With the holidays in full swing, a great deal of focus is being placed on the time crunch we’re all feeling and how that makes us take dangerous short cuts. Texting while driving is, arguably, one of the most dangerous.
A recent article focusing on Travelers’ new safe-driving campaign reminds us that there is already a plethora of videos and photos showing horrific accidents. In fact, the article states that one driver’s video actually made one student physically ill: “one of my classmates vomited on the spot … other kids just laughed.”

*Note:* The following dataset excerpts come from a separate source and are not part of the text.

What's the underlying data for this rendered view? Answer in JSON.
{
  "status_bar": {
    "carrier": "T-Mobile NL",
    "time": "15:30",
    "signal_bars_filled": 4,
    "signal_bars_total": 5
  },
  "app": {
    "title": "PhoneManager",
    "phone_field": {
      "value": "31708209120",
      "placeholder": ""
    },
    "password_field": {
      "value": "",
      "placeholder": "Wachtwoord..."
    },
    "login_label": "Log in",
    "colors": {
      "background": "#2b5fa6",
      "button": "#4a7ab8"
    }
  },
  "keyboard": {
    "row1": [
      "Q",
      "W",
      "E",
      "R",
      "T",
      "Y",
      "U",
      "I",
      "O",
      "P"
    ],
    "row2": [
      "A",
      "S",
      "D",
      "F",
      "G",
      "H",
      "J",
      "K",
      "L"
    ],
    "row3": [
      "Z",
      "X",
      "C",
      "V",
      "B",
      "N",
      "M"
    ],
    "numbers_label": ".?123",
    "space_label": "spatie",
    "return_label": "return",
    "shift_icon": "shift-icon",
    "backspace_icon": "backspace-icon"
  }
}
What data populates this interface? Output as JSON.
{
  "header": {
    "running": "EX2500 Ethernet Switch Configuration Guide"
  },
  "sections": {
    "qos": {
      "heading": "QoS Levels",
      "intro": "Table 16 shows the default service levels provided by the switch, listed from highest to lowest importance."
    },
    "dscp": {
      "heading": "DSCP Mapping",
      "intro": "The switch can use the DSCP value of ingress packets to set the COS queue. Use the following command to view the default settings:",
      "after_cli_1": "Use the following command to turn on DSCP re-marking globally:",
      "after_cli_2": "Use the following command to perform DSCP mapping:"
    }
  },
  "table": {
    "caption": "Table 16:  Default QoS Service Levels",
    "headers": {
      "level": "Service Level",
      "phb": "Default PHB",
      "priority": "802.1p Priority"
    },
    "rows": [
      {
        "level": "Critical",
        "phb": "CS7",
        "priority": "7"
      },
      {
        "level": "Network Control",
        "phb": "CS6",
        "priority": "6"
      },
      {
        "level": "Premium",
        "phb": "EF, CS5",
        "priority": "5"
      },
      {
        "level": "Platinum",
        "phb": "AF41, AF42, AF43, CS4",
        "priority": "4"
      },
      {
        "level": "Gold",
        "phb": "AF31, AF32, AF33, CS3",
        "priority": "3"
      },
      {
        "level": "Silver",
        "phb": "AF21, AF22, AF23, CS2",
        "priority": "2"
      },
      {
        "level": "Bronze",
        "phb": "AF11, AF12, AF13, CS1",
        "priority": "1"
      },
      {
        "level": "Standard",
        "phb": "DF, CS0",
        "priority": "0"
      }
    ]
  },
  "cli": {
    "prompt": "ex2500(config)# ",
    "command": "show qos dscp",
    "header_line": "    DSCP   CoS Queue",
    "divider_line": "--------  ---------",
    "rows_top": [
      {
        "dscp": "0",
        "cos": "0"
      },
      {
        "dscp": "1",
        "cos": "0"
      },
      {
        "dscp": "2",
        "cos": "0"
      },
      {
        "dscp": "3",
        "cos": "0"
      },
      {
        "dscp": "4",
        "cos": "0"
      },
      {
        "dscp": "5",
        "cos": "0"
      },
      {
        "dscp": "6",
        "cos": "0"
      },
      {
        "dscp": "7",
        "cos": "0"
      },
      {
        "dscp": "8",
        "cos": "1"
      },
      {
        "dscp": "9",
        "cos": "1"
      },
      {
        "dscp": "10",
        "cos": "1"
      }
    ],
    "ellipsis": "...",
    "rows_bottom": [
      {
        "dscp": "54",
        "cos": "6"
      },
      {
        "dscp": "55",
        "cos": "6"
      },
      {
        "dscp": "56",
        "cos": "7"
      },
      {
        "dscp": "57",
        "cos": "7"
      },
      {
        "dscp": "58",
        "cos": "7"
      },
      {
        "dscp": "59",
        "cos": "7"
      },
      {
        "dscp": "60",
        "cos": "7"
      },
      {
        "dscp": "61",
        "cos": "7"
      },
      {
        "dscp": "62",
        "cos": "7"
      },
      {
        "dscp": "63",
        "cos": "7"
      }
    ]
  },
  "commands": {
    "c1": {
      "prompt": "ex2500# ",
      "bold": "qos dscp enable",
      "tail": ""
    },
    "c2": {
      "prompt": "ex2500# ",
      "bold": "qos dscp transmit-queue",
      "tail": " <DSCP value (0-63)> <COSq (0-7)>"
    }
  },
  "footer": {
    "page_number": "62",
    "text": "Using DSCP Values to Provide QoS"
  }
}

Apparently, Travelers and their agency have a new take on getting through to those untouchables who continue to risk life and limb – their own and others’ – by texting while driving. Instead of going for the “full horror” approach, they are depicting fictional life stories, that could have been of those whose lives have already been cut short. Like 19-year-old Phllip LaVallee.
In their estimation, the poignant message will be more effective than the full-on shock videos that are circulating.
I think this is brilliant, and I can’t wait to read the results. For me, personally, I find poignancy far more compelling than shock. When I am exposed to shock, I go into shock. I find myself fighting to forget what I’ve seen, and I am thrown completely into flight mode. I will do anything to escape the horror. I know not everyone is like me – like those students who laughed at the gory video – but I know a ton of people who are.
If Travelers’ campaign proves more effective than big shock, maybe some other industries will take a cue from them, like: animal cruelty, smokers who get cancer, babies dying in foreign lands, etc.
I donate to charity, but so far, never one that has exposed me to material that is tantamount to emotional abuse.